Die Methode der Kognitionspsychologie: das Experimentieren

Der strukturalistische Ansatz

Der strukturalistische Ansatz legt besonderes Gewicht auf die synchrone Untersuchung der Wissensorganisation im Gedächtnis. Ob man sich für die Begriffe oder ihre Organisation in semantischen Netzwerken interessiert, für komplexere Kenntnisse wie die "Schemata" oder "Skripte" oder für die Entwicklungsaspekte mit den "Kontrollschemata" und "-strukturen", das Ziel ist immer ein Modell anzubieten, anhand dessen man versteht, wie das Wissen in funktionalen Elementareinheiten organisiert ist. Derartige Modelle haben eine effiziente Interpretation der Verständnismechanismen beim Lesen, bei den Prozessen des freien Assoziierens und beim Aufbau von Wissen im Verlauf der Intelligenzentwicklung ermöglicht.

Dieses Forschungsgebiet ist eine wichtige Inspirationsquelle für die Informatiker und die Entwickler von Programmiersprachen, welche die maschinelle Darstellung von Wissen leistungsfähiger gestalten wollen, indem sie die Darstellungsweise an die des Menschen annähern. Umgekehrt haben die Psychologen oft auf Metaphern aus der Informatik zurückgegriffen, um ihre eigene Auffassung von der Organisation des Wissens im Gedächtnis zu validieren oder auch nur zu beschreiben. So hat z.B. die Unterscheidung zwischen prozeduralem und deklarativem Wissen Anderson zu seinem ACT*-Modell (Anderson, 1983) über den Erwerb und die Kompilation von Wissen inspiriert. Dieses hat im übrigen zur Schaffung von pädagogischen Anwendungen geführt, die auf ihrem Gebiet noch heute als beispielhaft gelten (Geometry Tutor und Lisp Tutor: Anderson & Reiser, 1985).

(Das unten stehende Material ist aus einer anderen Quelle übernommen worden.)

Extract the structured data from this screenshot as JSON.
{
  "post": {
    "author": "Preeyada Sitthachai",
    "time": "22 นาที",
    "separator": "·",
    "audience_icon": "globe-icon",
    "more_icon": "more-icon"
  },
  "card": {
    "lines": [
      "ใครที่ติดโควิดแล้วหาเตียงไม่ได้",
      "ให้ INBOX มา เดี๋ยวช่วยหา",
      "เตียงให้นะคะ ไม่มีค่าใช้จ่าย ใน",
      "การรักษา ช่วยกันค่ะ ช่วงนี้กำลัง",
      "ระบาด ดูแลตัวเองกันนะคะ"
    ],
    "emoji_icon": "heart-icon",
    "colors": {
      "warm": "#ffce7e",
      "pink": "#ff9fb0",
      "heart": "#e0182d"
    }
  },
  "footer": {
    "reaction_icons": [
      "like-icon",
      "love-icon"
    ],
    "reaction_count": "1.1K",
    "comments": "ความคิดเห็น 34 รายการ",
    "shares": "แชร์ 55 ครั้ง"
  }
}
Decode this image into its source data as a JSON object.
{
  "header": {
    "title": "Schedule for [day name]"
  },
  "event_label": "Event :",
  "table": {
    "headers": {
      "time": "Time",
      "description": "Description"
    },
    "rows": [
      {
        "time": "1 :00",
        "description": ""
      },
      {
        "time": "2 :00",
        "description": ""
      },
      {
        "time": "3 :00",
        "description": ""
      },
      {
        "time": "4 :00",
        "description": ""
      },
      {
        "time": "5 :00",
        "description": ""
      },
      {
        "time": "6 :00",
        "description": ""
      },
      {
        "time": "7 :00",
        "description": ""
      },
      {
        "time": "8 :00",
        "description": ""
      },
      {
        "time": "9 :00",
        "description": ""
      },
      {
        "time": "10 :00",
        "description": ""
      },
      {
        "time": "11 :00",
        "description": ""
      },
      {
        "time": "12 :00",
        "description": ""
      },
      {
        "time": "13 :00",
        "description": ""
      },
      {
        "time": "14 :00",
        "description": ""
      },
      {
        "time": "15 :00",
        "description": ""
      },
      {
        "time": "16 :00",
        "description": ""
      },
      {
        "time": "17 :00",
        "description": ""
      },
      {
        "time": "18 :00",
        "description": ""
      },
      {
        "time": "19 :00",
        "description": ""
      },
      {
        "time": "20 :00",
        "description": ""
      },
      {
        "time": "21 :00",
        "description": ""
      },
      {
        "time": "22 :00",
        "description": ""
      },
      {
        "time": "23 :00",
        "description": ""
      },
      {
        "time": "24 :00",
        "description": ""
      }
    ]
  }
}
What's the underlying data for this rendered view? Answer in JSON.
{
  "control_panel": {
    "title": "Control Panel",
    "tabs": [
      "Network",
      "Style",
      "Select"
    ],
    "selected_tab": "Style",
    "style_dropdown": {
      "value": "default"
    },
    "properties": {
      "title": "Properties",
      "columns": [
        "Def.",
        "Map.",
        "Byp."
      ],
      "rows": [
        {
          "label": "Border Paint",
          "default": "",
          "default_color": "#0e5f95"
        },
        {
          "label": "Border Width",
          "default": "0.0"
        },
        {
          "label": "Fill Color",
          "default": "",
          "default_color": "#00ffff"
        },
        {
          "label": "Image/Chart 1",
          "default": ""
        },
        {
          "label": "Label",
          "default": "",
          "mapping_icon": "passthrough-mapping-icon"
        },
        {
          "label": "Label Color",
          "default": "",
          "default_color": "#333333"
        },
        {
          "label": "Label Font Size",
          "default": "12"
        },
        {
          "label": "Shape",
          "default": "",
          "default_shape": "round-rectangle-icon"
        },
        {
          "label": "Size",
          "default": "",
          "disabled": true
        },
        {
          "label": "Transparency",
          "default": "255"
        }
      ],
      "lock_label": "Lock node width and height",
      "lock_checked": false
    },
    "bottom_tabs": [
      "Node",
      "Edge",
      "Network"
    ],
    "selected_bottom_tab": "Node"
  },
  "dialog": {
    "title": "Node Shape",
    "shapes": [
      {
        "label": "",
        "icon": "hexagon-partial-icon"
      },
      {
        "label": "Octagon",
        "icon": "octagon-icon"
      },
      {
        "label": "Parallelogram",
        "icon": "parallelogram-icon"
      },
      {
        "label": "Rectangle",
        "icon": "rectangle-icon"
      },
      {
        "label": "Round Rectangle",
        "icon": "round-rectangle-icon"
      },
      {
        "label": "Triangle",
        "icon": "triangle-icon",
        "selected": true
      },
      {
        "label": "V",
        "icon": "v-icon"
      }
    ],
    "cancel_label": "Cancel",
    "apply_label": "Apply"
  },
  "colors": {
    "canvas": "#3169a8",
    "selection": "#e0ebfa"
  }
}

Ein anderes Beispiel für die Konvergenz zwischen einem theoretischen Kognitionsmodell und den pädagogischen Anwendungen der Informatik war das Abenteuer LOGO (Papert, 1980). Diese Umgebung, die auf einer von LISP inspirierten Programmiersprache basiert, ist absichtlich als eine "Computermetapher" der Strukturbildungsprozesse in der Theorie von Piaget (1978) angelegt. Darum wurde ihr der Vorteil zugesprochen, durch ihre einfachen konstruktivistischen Eigenschaften die Entwicklung und damit auch die Prozesse des Wissenserwerbs zu stimulieren. Leider haben zahlreiche experimentelle Forschungen gezeigt, dass diese wesentlichen Vorzüge nicht ausreichten, um die idealistischen Hypothesen von Papert zu rechtfertigen (Pea und Kurland, 1984; Mendelsohn, 1988; De Corte, 1992). Wird LOGO in der Pflichtschule eingesetzt, so verhält sich auch dieser wie jeder andere traditionelle Inhalt, da sein Potential weitgehend von den Vermittlungsweisen und Projekten abhängt, die mit dem didaktischen Kontext seiner Verwendung verknüpft sind. Trotz der Enttäuschungen und Missverständnisse, zu der sie Anlass gab, scheint diese Forschungsrichtung noch nicht verschwunden zu sein. Die Konvergenz zwischen den Forschungen über das Verstehen, über die Navigation durch die Hypertexte und die Organisation der Begriffe in semantischen Netzwerken liefert weitere Gründe zur Annahme, dass ein gewisser Zusammenhang zwischen den Grundlagenforschungen über die Prozesse des Wissenserwerbs in der Psychologie und der Informatik besteht. Die Forscher, die sich zu dieser Richtung bekennen, sind im allgemeinen unter dem Banner der Kognitionswissenschaften versammelt.

* Anderson, J.R. (1983): The architecture of Cognition.

* Anderson, J.R. and Reiser, B.J. (1985): The Lisp tutor, Byte, vol. 10., n 4, S. 159-175.

* De Corte, E. (1992): On the learning and teaching of problem-solving skills in mathematics and LOGO programming. Applied Psychology: an International Review, 41(4), S. 317-331.

* Mendelsohn, P. (1988): Les activités de programmation chez l'enfant: le point de vue de la psychologie cognitive. Technique et Science Informatiques, 7(1), S. 27-38.

* Pea, R. & Kurland, D. (1984): On the cognitive effects of learning computer programming. New Ideas in Psychology, 2(2), S. 137-168.